Improving own Learning and Performance The module aims to promote self-management but within a context in which support and assistance is available from both the convenor and fellow students alike. Students will be expected to improve their own learning and performance by undertaking their own research and exercising their own initiative, including searching for sources and deciding (under guidance) the direction of their coursework and presentation topics. The need to prepare for assessed seminar participation and to meet coursework deadlines will focus students’ attention on the need to manage their time.
Information Technology Students will be expected to submit their work in word-processed format. Also, students will be encouraged to search for sources of information on the web, as well as seeking sources through electronic information sources.

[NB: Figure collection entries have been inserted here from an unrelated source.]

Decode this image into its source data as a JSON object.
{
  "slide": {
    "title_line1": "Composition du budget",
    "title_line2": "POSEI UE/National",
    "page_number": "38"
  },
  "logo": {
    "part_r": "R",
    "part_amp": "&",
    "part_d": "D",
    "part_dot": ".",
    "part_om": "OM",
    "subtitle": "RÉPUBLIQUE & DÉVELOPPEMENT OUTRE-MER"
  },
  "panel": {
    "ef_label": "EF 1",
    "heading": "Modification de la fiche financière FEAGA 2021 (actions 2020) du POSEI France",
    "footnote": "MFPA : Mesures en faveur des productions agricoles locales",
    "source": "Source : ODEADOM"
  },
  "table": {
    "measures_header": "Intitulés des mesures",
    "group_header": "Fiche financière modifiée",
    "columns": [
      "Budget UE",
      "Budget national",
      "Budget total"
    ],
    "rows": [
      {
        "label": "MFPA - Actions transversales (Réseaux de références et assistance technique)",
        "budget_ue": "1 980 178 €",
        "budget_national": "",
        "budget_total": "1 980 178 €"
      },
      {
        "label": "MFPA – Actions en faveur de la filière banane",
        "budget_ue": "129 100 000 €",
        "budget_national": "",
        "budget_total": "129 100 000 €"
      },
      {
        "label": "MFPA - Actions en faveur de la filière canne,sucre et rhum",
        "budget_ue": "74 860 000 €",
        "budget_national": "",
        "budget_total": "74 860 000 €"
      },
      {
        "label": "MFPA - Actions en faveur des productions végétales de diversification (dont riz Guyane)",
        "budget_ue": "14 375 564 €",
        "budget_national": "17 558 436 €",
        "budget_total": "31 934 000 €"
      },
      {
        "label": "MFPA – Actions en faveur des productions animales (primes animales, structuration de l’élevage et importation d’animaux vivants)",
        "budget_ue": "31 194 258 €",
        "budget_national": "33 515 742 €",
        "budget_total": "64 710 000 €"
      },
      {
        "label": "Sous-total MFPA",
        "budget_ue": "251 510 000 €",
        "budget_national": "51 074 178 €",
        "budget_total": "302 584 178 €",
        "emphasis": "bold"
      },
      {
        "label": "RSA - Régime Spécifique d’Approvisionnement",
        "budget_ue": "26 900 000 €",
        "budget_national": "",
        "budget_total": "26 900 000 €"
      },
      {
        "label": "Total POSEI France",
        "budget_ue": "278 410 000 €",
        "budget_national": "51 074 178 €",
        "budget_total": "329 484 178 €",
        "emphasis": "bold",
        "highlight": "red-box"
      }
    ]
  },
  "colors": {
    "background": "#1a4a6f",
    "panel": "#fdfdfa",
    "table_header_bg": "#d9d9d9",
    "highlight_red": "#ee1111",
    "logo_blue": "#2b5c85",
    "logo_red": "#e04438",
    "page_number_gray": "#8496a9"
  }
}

Personal Development and Career planning This module is designed to hone and test skills of use to students in their working lives, particularly in speaking to small groups, listening, thinking and responding to the statement of others. Moreover, the written work includes writing clearly and concisely, which is a common task in the workplace. Students will be encouraged throughout to reflect on their performance and to consider lessons for future application.
Problem solving Independent work to solve problems will be one central goal of the module; the submission of an essay and preparation for seminar discussions will require that students develop independent research skills as well as problem solving skills. The ability of students to solve problems will be developed and assessed by asking them to: adopt differing points of view; organize data and estimate an answer to the problem; consider extreme cases; reason logically; construct theoretical models; consider similar cases; look for patterns; divide issues into smaller problems.
Research skills Students will be required to undertake independent research for all elements of the assessed work. This will involve utilizing media and web sources, as well as more conventional academic texts. Students will in part be assessed on their ability to gather appropriate and interesting resources materials.
Subject Specific Skills Students have the opportunity to develop, practice and test a wide range of subject specific skills that help them to understand, conceptualise and evaluate examples and ideas on the module. These subject specific skills include: - Collect and understand a wide range of data relating to the module - Evaluate competing perspectives - Demonstrate subject specific research techniques - Apply a range of methodologies to complex historical and contemporary political problems
Team work Students will undertake group exercises in the seminars. For many of the topics of this module, seminars will consist of small-group discussions where students will be asked to discuss as a group the core issues related to the seminar topic. These class discussions and debates form a significant part of the module, and will allow students to approach and examine a given topic through team work.